DE NOS JOURS... (Hong Sang-soo, 19 juil) LL
Chacun de leur côté, un vieux poète, et une actrice ayant mis en stand by sa carrière sont confrontés à des admirateurs qui attendent des retours d'expérience pour pouvoir suivre leur propre voie... Le film est court (1h24), on y retrouve le style inimitable de Hong Sang-soo, mais malgré une certaine élégance cela ne constitue qu'un petit appendice à la filmographie du cinéaste, et notamment au très réussi La Romancière, le film et le heureux hasard, sorti en France en début d'année avec le même genre de personnages.

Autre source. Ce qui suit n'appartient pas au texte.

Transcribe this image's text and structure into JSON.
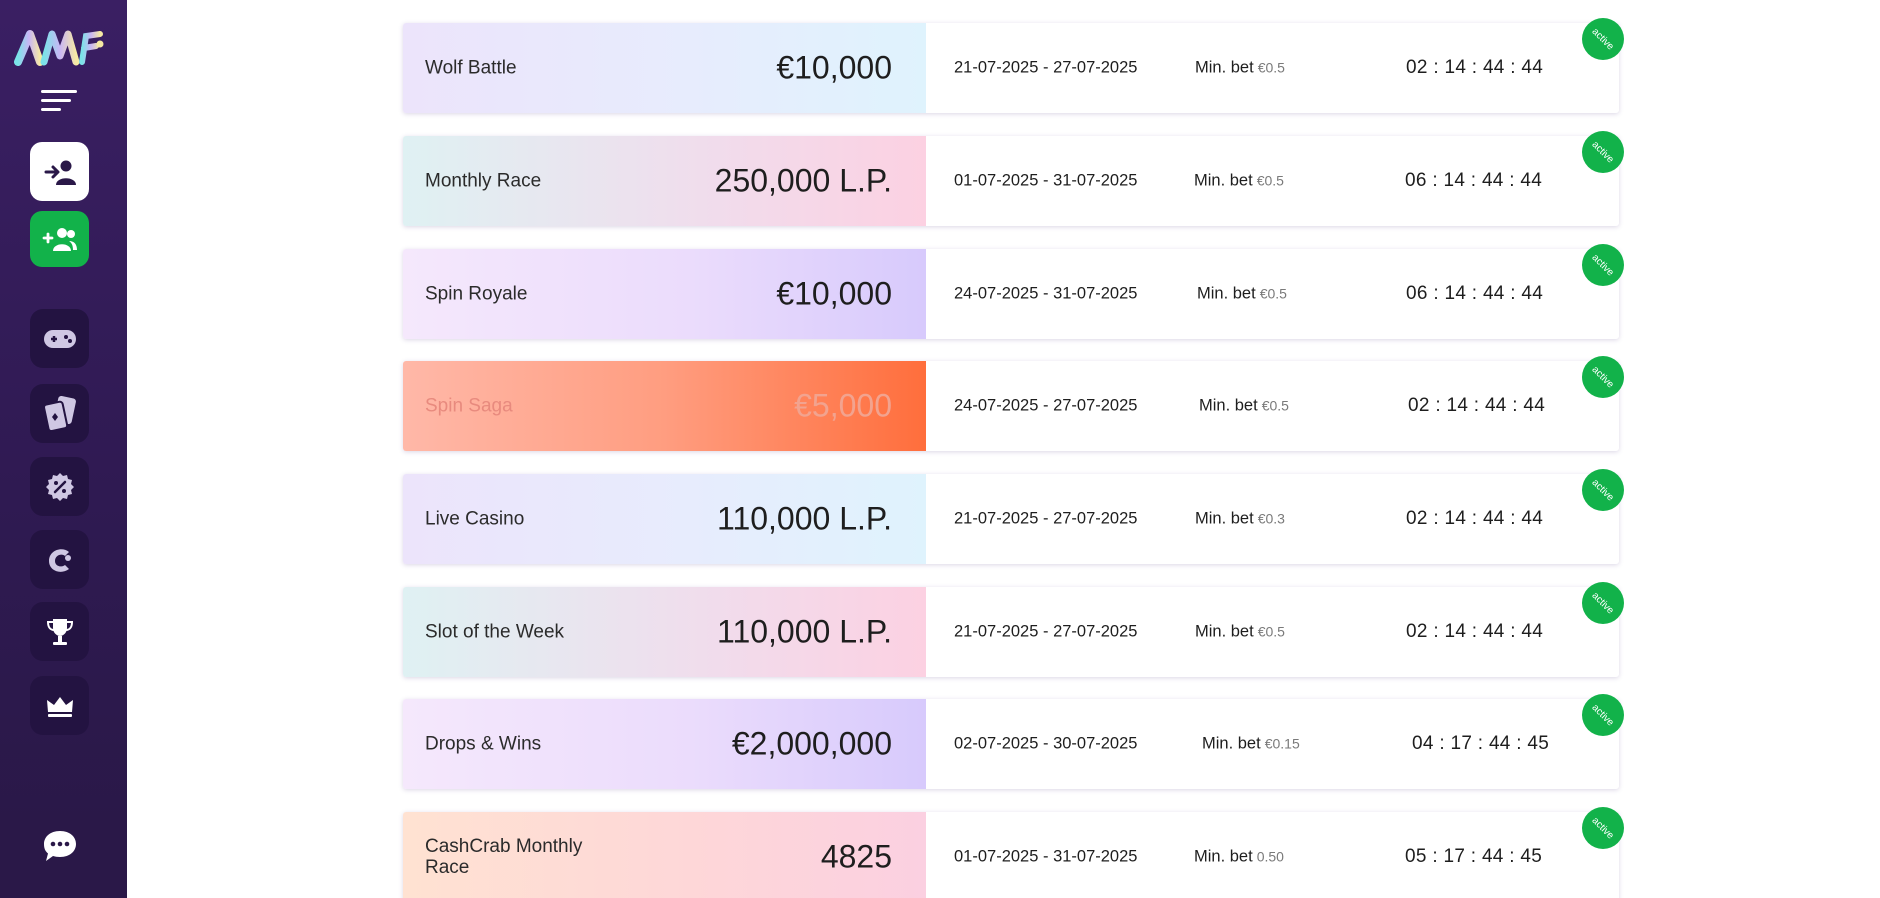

SUR LA BRANCHE (Marie Garel-Weiss, 26 juil) LL
Une jeune femme sortie de l'hôpital psychiatrique rencontre un avocat déchu qui risque une radiation du barreau. Benoît Poelvoorde et Daphné Patakia (révélée par Djam de Tony Gatlif et la série décalée Ovni(s)) forment un tandem attachant, mais cette histoire d'inadaptation aurait mérité un scénario plus rigoureux et plus vraisemblable. Marie Garel-Weiss livre un deuxième long métrage un peu moins réussi que le premier.
BARBIE (Greta Gerwig, 19 juil) LL
Le prologue est la plus hilarante parodie de 2001 l'Odyssée de l'espace de Kubrick. Ensuite, on bascule dans une sorte de Truman show rose bonbon à Barbieland. Assez pénible pour les spectateurs/trices anticonsuméristes, qui subiront moult placements de produits, le film donne l'impression d'être tout et son contraire, d'où les réactions extrêmement contradictoires relevées à la sortie, selon ce que chacun ou chacune aura retenu. L'autocritique de Mattel (un conseil d'administration entièrement masculin, les arguments de l'adolescente) reste dans ce qui est commercialement profitable. Comme lorsque le capitalisme digère sa propre critique, cela risque de ne pas faire beaucoup avancer la cause, même si Greta Gerwig, auparavant réalisatrice de deux beaux films plus indépendants (Lady Bird, Les Filles du docteur March) a obtenu que, s'agissant du monde réel, le terme de patriarcat soit explicitement prononcé, et la misogynie ordinaire mise à jour dans la tirade de la mère de l'adolescente.
UN HIVER EN ETE (Laetitia Masson, 26 juil) L
Après des années d'absence, Laetitia Masson revient au cinéma. Malheureusement, le film n'est pas très convaincant. Sur le fond, le dérèglement climatique inversé (une période froide en plein été) n'est jamais crédible, même en prenant ce qu'on voit sur le ton de la fable. Et sur la forme, le récit choral autour d'une dizaine de personnages renforce l'impression d'un auteurisme assez artificiel et donc vain.